| Author |
Topic  |
|
|
Merlin
Germany
7 Posts |
Posted - Mar 07 2025 : 06:51:39
|
Hello,
Is it possible to subsequently convert a PDF into a PDF with OCR content or do the pages of the PDF file have to be exported and then reassembled using TIEVisionSearchablePDFGenerator?
An example program would be great :)
Thanx |
|
|
xequte
    
39450 Posts |
Posted - Mar 07 2025 : 19:07:06
|
Sorry, do you mean that you have a PDF that contains images of text (not text itself), and you want to convert it into a PDF where the text is available (text has been OCR'ed)?
Nigel Xequte Software www.imageen.com
|
 |
|
|
Merlin
Germany
7 Posts |
Posted - Mar 10 2025 : 04:46:37
|
Hello
yes, I want to apply text recognition to a pdf file that does not contain any text. To do this, the file must be loaded, the individual pages exported as images and then the text content must be determined with the text recognition via pdfGen : TIEVisionSearchablePDFGenerator.
Hmm, maybe there's a small example available if I do not have to use external libraries for the export of the individual PDF pages.
Thanks |
 |
|
|
xequte
    
39450 Posts |
Posted - Mar 10 2025 : 19:46:39
|
Why not do it as follows:
// Convert "in.pdf" (pages are images) to "out.pdf" (text in pages now selectable)

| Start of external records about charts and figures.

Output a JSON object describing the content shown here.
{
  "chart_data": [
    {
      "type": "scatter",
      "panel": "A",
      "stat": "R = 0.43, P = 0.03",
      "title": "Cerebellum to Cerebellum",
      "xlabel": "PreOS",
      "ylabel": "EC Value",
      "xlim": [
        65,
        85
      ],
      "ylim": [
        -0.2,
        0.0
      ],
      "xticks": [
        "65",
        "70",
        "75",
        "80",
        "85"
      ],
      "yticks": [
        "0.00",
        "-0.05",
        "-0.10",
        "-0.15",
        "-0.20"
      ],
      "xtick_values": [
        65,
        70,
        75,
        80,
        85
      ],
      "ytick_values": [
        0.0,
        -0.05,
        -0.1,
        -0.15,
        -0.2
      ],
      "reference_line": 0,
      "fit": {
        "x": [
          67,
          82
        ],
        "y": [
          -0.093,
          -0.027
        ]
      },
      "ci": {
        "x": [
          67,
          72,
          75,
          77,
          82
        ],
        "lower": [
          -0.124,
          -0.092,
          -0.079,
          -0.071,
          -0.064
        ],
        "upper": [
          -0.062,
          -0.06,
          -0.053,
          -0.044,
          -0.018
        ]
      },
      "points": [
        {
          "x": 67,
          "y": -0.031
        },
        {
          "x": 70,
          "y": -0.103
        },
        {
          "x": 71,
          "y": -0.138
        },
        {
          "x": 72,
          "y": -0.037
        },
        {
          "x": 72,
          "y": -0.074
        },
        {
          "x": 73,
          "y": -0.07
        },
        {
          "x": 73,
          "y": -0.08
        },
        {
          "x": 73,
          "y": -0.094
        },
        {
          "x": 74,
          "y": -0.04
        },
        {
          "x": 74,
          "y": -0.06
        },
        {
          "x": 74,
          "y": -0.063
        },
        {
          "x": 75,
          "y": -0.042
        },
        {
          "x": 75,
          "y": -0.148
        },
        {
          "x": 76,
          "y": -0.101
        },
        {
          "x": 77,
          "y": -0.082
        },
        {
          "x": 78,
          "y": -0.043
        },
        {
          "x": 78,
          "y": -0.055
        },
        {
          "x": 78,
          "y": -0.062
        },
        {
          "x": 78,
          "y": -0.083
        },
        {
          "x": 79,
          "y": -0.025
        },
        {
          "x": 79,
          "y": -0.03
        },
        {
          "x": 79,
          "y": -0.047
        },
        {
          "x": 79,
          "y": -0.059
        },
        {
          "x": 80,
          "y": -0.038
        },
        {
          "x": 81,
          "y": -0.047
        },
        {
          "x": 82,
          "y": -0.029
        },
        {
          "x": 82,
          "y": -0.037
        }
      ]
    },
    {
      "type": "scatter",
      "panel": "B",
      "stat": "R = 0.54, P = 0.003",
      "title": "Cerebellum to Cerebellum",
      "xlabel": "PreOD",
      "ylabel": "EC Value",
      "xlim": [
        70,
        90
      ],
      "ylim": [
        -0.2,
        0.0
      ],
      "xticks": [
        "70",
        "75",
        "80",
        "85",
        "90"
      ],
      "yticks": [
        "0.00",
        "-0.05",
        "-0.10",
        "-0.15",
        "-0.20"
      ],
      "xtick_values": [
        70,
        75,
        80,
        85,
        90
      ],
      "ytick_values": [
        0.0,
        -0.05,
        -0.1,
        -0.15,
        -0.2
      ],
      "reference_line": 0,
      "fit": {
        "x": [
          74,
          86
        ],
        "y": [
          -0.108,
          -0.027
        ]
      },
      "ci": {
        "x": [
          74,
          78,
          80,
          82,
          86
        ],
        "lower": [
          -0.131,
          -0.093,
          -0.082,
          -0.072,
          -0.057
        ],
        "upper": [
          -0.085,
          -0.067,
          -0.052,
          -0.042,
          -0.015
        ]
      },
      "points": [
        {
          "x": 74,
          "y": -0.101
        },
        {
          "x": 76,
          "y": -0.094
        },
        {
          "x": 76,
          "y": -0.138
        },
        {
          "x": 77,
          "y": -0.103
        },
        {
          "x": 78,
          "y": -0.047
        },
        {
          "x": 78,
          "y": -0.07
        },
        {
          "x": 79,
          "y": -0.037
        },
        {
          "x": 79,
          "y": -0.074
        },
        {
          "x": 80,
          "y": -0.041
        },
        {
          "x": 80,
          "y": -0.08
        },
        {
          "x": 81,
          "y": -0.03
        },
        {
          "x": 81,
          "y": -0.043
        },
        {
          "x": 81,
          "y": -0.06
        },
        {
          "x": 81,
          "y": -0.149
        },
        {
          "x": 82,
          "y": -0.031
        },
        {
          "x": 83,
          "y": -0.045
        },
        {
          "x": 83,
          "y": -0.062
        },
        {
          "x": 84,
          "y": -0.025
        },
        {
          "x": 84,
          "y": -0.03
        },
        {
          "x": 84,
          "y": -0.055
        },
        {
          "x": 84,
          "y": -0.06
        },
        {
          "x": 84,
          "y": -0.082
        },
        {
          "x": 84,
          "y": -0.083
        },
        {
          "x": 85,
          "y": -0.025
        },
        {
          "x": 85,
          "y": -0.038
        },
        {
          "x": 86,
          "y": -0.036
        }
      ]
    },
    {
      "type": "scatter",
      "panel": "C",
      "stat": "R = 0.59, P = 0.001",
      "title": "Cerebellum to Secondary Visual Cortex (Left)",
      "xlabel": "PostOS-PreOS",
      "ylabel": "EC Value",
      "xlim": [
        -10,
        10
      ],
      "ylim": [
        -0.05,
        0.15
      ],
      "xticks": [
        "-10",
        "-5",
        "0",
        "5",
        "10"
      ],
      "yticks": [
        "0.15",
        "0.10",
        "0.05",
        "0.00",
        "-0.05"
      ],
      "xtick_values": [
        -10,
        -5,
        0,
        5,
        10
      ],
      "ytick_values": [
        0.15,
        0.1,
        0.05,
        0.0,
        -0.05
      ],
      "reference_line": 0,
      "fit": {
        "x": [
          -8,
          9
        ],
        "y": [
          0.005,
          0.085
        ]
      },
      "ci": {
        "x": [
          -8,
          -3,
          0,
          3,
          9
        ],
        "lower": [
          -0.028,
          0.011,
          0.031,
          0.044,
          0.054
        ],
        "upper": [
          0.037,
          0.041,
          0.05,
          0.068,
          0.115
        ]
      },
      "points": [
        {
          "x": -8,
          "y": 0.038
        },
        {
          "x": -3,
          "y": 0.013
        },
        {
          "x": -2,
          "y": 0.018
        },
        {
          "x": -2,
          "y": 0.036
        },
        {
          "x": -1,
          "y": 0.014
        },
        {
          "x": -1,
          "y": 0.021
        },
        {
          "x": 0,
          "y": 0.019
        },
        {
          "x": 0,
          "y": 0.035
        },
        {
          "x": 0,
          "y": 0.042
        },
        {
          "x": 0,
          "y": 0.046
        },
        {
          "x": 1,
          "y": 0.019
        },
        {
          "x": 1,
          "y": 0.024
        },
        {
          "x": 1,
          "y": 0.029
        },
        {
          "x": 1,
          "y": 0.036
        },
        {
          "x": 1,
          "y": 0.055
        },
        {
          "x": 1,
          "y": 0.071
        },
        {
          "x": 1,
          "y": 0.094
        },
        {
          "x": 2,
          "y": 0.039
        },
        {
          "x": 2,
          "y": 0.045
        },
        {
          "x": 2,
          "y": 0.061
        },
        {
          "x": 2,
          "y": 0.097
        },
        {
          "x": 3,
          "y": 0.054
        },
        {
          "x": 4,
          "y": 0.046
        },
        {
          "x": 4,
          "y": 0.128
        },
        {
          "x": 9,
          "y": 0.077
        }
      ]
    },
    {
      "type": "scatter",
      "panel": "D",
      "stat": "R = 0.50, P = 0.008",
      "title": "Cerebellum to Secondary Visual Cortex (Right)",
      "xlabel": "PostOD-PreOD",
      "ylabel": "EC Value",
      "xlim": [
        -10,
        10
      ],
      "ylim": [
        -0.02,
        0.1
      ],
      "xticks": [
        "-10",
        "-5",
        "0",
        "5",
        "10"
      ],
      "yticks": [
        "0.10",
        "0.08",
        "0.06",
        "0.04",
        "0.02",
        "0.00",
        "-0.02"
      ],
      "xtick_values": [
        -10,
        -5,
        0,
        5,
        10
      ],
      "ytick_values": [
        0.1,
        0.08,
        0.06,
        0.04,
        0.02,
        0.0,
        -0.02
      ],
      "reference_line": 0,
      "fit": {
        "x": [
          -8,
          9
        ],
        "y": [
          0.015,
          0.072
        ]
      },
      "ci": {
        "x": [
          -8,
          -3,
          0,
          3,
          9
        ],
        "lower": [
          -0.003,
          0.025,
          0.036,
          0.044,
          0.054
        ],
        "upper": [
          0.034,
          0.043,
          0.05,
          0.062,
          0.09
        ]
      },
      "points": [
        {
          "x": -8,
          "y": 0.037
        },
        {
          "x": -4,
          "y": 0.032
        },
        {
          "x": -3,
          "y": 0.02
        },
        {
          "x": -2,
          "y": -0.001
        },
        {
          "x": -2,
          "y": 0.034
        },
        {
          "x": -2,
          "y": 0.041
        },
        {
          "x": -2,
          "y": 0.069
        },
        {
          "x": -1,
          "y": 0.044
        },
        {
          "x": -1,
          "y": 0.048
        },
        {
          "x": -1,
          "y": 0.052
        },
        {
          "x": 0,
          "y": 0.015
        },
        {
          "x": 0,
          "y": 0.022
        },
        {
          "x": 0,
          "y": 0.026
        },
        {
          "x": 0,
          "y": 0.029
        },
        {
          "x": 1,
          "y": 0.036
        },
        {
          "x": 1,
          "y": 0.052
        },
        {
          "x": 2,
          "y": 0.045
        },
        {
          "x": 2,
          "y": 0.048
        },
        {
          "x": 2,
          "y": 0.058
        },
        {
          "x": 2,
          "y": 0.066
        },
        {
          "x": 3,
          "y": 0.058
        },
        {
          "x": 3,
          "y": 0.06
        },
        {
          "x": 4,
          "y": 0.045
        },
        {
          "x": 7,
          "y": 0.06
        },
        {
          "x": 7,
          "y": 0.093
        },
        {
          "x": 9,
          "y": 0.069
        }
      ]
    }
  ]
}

ImageEnMView1.MIO.LoadFromFile( 'D:\in.pdf' );
pdfGen := IEVisionLib.createSearchablePDFGenerator('./', IEOCRLanguageList[OCR_English_language].Code);
pdfGen.beginDocument(PAnsiChar(AnsiString(langPath + 'out')), PAnsiChar(AnsiString('title')));
for i := 0 to ImageEnMView1.ImageCount - 1 do
begin
ImageEnMView1.SelectedImage := i; // Show the image being processed
pdfGen.addPage(ImageEnMView1.IEBitmap.GetIEVisionImage());
end;
pdfGen.endDocument();
You will need to add iepdf32.dll to your EXE folder.
Nigel Xequte Software www.imageen.com
|
 |
|
|
Merlin
Germany
7 Posts |
Posted - Mar 12 2025 : 08:20:53
|
Hello Nigel,
thank you, I will give it a try :) |
 |
|
|
AndNit
 
Brazil
94 Posts |
Posted - May 07 2026 : 22:00:28
|
First, I'd like to thank you for the explanation; it's very simple and I've already implemented it in my code. However, I noticed that the file with OCR is MUCH larger. How can I solve this?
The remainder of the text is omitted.